Solved – Show convergence of the first order statistic of independent uniform$(0,n)$ distributed random variables

convergencemathematical-statisticsorder-statisticsuniform distribution

Let $X_1, X_2, \ldots, X_n$ be independent random variables, where $X_k \sim Unif(0,k)$.

Let $Y_n = X_{(1)} =\min\{X_1, X_2, \ldots, X_n\}$

Show that $Y_n$ converges in distribution to $Y \sim exp(1)$ (the exponential distribution with mean 1).
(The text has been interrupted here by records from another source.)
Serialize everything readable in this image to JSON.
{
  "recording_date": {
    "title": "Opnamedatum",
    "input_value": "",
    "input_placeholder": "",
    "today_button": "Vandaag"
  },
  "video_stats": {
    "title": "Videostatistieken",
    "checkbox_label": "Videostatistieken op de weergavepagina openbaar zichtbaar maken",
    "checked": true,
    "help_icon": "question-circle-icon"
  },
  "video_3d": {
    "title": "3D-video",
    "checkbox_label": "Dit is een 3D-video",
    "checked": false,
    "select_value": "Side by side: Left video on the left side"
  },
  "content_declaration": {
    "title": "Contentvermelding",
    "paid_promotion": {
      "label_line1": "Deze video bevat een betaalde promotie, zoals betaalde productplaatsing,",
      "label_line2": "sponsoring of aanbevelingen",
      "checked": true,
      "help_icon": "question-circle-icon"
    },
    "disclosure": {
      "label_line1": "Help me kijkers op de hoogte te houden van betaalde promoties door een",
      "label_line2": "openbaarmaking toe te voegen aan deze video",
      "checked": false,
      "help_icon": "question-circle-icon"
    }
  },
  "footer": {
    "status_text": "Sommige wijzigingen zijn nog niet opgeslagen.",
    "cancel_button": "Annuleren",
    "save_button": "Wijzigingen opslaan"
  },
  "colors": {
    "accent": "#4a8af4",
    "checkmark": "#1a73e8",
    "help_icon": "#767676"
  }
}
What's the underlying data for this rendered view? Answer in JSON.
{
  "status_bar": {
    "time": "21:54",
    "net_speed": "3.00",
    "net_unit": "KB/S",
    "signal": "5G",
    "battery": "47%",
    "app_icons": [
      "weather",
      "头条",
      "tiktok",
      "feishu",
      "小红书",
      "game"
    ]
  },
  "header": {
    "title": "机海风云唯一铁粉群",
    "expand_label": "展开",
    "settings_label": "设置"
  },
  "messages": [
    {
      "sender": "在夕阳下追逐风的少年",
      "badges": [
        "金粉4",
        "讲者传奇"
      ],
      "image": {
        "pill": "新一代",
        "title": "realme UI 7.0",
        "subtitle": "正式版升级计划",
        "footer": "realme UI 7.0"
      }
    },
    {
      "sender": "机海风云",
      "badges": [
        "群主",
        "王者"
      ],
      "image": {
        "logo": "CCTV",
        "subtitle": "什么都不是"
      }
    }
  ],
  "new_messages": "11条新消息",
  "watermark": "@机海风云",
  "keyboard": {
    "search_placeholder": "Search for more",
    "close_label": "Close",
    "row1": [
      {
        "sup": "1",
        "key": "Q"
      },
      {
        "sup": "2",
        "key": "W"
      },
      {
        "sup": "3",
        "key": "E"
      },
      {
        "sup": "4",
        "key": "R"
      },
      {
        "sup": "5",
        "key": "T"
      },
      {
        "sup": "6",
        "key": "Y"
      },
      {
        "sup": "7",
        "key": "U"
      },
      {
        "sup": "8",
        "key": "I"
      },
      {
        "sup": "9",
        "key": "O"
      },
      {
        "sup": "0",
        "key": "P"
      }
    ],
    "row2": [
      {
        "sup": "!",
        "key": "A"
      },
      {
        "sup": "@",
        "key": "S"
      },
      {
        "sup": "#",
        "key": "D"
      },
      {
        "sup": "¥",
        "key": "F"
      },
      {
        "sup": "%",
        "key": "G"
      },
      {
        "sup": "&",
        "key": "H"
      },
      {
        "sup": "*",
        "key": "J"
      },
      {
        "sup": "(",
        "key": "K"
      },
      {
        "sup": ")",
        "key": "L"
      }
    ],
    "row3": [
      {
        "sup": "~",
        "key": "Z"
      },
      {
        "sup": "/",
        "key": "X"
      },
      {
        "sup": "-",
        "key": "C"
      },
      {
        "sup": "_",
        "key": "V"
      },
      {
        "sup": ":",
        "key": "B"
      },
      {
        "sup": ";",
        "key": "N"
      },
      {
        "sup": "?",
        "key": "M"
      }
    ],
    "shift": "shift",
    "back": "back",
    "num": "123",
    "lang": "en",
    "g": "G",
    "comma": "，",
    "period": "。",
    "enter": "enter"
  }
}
I will let $F_k(y) = \mathbb{P}(X_k \leq y)$ be the CDF of $X_k$.
Then, I know the following:
$$F_{Y_n}(y) = \mathbb{P}(\text{At least one } X_k \leq y) = 1-\prod_{k = 1}^n(1-F_k(y)).$$

As far as I can tell, this can be rewritten as
$$F_{Y_n}(y) = \cases{0~~\text{ if } y < 0\\\\ 1-\prod_{k =1}^n(1-y/k)~~\text{ if } 0 \leq y < 1\\\\1 ~~\text{ if } y \geq 1}$$

If $y \geq 1$, then $F_1(y) = 1$, which makes the product $\prod_{k = 1}^n(1-F_k(y)) = 0.$

This is where I have been stuck now. How can I proceed to show that $F_{Y_n}(y) \rightarrow Y \sim \text{exp}(1)$ in distribution?



ADDED As we have somewhat concluded via the comments and answers, it seems that perhaps each $X_k$ is mean to be independent AND identically distributed as Unif(0,n).

The text I pulled this question from is unpublished (course notes for some class I believe), so occasionally the notation is a bit ambiguous.

Best Answer

If you mean $X_1, \ldots, X_n \overset{iid}{\sim} \text{Uniform}(0,n)$, then $1-\prod_{k = 1}^n(1-F_k(y))$ turns into $$ 1-\prod_{k =1}^n(1-y/n) = 1 - (1-y/n)^n \to 1 - e^{-y}. $$ This is the CDF of an Exponential(1) random variable. Perhaps this is what you meant? They are independent, but they are also identical. And their distribution does depend on how big your sample size is.